本申请的说明书和权利要求书中的术语“第一”、“第二”等是用于区别类似的对象,而不用于描述特定的顺序或先后次序。应该理解这样使用的术语在适当情况下可以互换,以便本申请的实施例能够以除了在这里图示或描述的那些以外的顺序实施,且“第一”、“第二”所区别的对象通常为一类,并不限定对象的个数,例如第一对象可以是一个,也可以是多个。此外,说明书以及权利要求中“和/或”表示所连接对象的至少其中之一,字符“/”一般表示前后关联对象是一种“或”的关系。
值得指出的是,本申请实施例所描述的技术不限于长期演进型(Long Term Evolution,LTE)/LTE的演进(LTE-Advanced,LTE-A)系统,还可用于其他无线通信系统,诸如码分多址(Code Division Multiple Access,CDMA)、时分多址(Time Division Multiple Access,TDMA)、频分多址(Frequency Division Multiple Access,FDMA)、正交频分多址(Orthogonal Frequency Division Multiple Access,OFDMA)、单载波频分多址(Single-carrier Frequency Division Multiple Access,SC-FDMA)和其他系统。本申请实施例中的术语“系统”和“网络”常被可互换地使用,所描述的技术既可用于以上提及的系统和无线电技术,也可用于其他系统和无线电技术。以下描述出于示例目的描述了新空口(New Radio,NR)系统,并且在以下大部分描述中使用NR术语,但是这些技术也可应用于NR系统应用以外的应 用,如第6代(6th Generation,6G)通信系统。

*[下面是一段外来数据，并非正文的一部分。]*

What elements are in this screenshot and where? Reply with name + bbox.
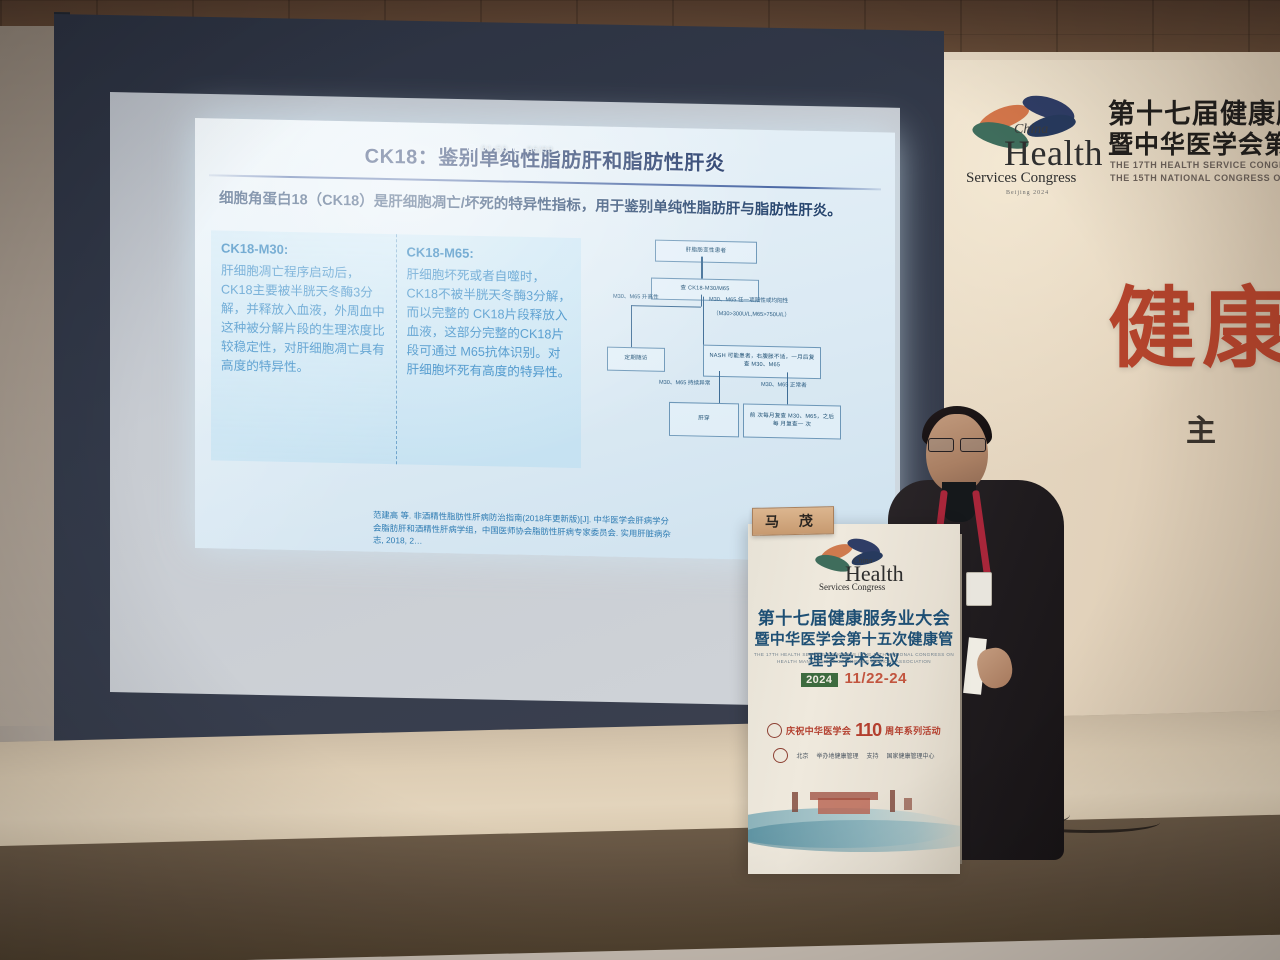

图1示出本申请实施例可应用的一种无线通信系统的框图。无线通信系统包括终端11和网络侧设备12。其中,终端11可以是手机、平板电脑(Tablet Personal Computer)、膝上型电脑(Laptop Computer)或称为笔记本电脑、个人数字助理(Personal Digital Assistant,PDA)、掌上电脑、上网本、超级移动个人计算机(ultra-mobile personal computer,UMPC)、移动上网装置(Mobile Internet Device,MID)、增强现实(augmented reality,AR)/虚拟现实(virtual reality,VR)设备、机器人、可穿戴式设备(Wearable Device)、车载设备(Vehicle User Equipment,VUE)、行人终端(Pedestrian User Equipment,PUE)、智能家居(具有无线通信功能的家居设备,如冰箱、电视、洗衣机或者家具等)、游戏机、个人计算机(personal computer,PC)、柜员机或者自助机等终端侧设备,可穿戴式设备包括:智能手表、智能手环、智能耳机、智能眼镜、智能首饰(智能手镯、智能手链、智能戒指、智能项链、智能脚镯、智能脚链等)、智能腕带、智能服装等。需要说明的是,在本申请实施例并不限定终端11的具体类型。网络侧设备12可以包括接入网设备或核心网设备,接入网设备也可以称为无线接入网设备、无线接入网(Radio Access Network,RAN)、无线接入网功能或无线接入网单元。接入网设备可以包括基站、无线局域网(Wireless Local Area Networks,WLAN)接入点或WiFi节点等,基站可被称为节点B、演进节点B(eNB)、接入点、基收发机站(Base Transceiver Station,BTS)、无线电基站、无线电收发机、基本服务集(Basic Service Set,BSS)、扩展服务集(Extended Service Set,ESS)、家用B节点、家用演进型B节点、发送接收点(Transmitting Receiving Point,TRP)或所述领域中其他某个合适的术语,只要达到相同的技术效果,所述基站不限于特定技术词汇,需要说明的是,在本申请实施例中仅以NR系统中的基站为例进行介绍,并不限定基站的具体类型。核心网设备可以包含但不限于如下至少一项:网络数据分析功能(Network Data Analytic Function,NWDAF)、核心网节点、核心网功能、移动管理实体(Mobility Management Entity,MME)、接入移动管理功能(Access and Mobility Management Function,AMF)、会话管理功能(Session Management Function,SMF)、用户平面功能(User Plane Function,UPF)、策略控制功能(Policy Control Function,PCF)、策略与计费规则功能单元(Policy and Charging Rules Function,PCRF)、边缘应用服务发现功能(Edge Application Server Discovery Function,EASDF)、统一数据管理(Unified Data Management,UDM),统一数据仓储(Unified Data Repository,UDR)、归属用户服务器(Home Subscriber Server,HSS)、集中式网络配置(Centralized network configuration,CNC)、网络存储功能(Network Repository Function,NRF),网络开放功能(Network Exposure Function,NEF)、本地NEF(Local NEF,或L-NEF)、绑定支持功能(Binding Support Function,BSF)、应用功能(Application Function,AF)等。需要说明的是,在本申请实施例中仅以NR系统中的核心网设备为例进行介绍,并不限定核心网设备的具体类型。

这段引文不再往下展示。